The memo also argued that the Justice Department should make a decision whether Trump broke the law — even though Mueller had very carefully avoided answering that question, citing Justice Department policy against charging a sitting president.

“The department should reach a conclusion on whether prosecution is warranted,” the memo said. “The department either brings charges or it does not. . . . That principle does not change simply because the subject of the investigation is the president.”

For that reason, Engel and O’Callaghan urged Barr “to determine whether prosecution would be appropriate given the evidence recounted in the Special Counsel’s Report, the underlying law, and traditional principles of federal prosecution.”

Barr ultimately did so, making public arguments about Mueller’s evidence that closely tracked the view expressed in the memo.

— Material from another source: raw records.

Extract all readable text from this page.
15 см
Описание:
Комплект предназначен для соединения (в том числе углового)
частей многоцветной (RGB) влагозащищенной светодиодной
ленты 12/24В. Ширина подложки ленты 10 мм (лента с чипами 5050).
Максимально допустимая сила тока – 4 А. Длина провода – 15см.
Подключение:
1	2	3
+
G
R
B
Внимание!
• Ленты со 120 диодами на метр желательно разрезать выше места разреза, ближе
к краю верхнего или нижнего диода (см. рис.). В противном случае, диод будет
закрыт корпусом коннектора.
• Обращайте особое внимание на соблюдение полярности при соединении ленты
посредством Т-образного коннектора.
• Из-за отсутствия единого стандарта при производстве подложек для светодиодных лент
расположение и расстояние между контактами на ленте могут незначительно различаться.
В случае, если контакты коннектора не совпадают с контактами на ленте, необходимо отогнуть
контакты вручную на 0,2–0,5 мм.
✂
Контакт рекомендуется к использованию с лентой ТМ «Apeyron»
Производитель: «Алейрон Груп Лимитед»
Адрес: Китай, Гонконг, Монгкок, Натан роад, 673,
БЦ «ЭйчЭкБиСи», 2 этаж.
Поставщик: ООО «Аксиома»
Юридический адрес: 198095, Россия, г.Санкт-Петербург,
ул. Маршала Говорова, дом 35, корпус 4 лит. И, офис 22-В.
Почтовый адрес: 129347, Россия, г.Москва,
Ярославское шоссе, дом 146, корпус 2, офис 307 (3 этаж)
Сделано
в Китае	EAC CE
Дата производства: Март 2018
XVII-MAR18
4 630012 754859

Jackson argued in her ruling that Barr set up the OLC to reach that conclusion with his earlier interactions, and then set out to “obfuscate” that process in shielding the memo from public view. If the only issue is that the DoJ and Barr didn’t disclose the scope of those discussions, though, we’re still left with the clear conclusions in the memo itself, and no indication that they are in error.

Even if there are credibility issues arising from the way Barr and the DoJ described the decision process (and there are), there is nothing unethical or even unusual about consultations with the OLC on legal points and policies. Had Barr been consulting with Mueller all along without disclosing it, that might have been a problem for the credibility of Mueller’s report. This, however, appears to be in line with the OLC’s purpose — as an advisory board, not an independent watchdog. Like so many of the supposed gotchas in the Russia-collusion quest, this one winds up as nothing much more than a process issue.